PÓS-DOUTORADO NA FRANÇA SOB A ORIENTAÇÃO DE
MICHEL MAFFESOLI, JEAN BAUDRILLLARD E EDGAR MORIN.
Com uma equipe de dez pesquisadores que analisaram 15 mil documentos compos:
A HISTÓRIA REGIONAL DA INFÂMIA-
O DESTINO DOS NEGROS FARRAPOS E OUTRAS INIQUIDADES BRASILEIRAS,
OU COMO SE PRODUZEM OS IMAGINÁRIOS,
que se propoem a desfazer a mitologia a cerca da revolução farroupilha.
Tem 25 livros publicados e prepara um ensaio que pretende lançar em 2011.
SOBRE A REVOLUÇÃO FARROUPILHA:
A guerra dos farrapos foi regional, de proprietários e fazendeiros,
não mudou nada em nossas vidas
e não teve maiores consequências para os dias de hoje, a não ser no imaginário das pessoas
em certos festejos e folclore.
Ela não foi o que se apregoa nos CTGS, na semana farroupilha e tudo mais.
Não foi abolicionista, libertadora, nem emancipacionista.
Fazendeiros se sentiam prejudicados em alguns aspectos,
como impostos altos e com desprezo do império pela província.
Eles, no início, não eram republicanos, não pensavam em libertar os escravos,
não tinham grandes ideais.
Tinham, sim, alguns intereses econômicos e não mais.

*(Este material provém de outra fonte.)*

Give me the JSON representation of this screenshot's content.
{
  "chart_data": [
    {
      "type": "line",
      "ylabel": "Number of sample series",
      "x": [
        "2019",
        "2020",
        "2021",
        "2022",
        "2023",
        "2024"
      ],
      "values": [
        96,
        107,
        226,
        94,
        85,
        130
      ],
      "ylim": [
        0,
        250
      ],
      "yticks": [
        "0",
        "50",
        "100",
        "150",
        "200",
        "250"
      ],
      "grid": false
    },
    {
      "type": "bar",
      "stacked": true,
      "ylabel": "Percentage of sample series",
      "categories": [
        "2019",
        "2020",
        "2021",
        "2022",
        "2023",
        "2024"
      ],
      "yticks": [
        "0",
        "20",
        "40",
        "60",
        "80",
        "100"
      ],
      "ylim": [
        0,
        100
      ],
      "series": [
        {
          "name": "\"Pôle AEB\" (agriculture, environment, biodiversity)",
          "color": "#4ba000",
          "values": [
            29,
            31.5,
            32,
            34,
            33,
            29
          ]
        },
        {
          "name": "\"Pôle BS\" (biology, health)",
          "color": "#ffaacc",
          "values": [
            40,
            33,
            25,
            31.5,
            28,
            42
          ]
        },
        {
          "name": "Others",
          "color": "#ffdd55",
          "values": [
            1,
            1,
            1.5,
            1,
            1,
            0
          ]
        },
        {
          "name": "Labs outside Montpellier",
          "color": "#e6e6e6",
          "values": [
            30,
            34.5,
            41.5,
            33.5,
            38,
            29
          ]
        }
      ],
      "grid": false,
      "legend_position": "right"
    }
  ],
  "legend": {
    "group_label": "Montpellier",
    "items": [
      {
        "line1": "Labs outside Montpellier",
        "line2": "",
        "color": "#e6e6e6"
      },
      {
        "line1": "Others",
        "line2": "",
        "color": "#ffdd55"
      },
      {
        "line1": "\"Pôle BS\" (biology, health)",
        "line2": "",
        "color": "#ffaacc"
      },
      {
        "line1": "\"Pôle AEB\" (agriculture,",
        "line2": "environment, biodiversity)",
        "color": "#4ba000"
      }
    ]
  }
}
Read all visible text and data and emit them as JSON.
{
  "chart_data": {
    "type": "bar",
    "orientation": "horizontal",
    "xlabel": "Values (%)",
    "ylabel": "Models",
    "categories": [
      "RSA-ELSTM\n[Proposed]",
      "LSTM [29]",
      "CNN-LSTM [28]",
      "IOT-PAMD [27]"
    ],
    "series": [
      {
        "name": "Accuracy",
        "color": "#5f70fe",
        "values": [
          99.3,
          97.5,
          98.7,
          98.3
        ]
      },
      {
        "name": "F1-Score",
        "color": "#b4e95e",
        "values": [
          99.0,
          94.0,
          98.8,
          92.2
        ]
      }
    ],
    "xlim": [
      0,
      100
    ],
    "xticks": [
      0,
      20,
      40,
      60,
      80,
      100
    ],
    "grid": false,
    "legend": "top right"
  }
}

O processo da revolução os arrastou e eles foram precisando tomar outras posições,
como proclamar uma república, que inicialmente nem mesmo
Neto e Bento Gonçalves queriam.
Eles foram se transformando com o passar dos anos,
MAS ESSA TRANSFORMAÇÃO NUNCA FEZ DELES HERÓIS EMANCIPADORES.
TENTAR DIZER HOJE QUE ELES ERAM PROGRESSISTAS É FALSO e
isso dá para provar, começar pelo fato de que o movimento foi financiado, em determinado momento, pela VENDA DE ESCRAVOS NO URUGUAI, e isso é uma novidade no meu livro e
sobre o qual não adianta eles ( os tradicionalistas ) espernearem e dizerem que não.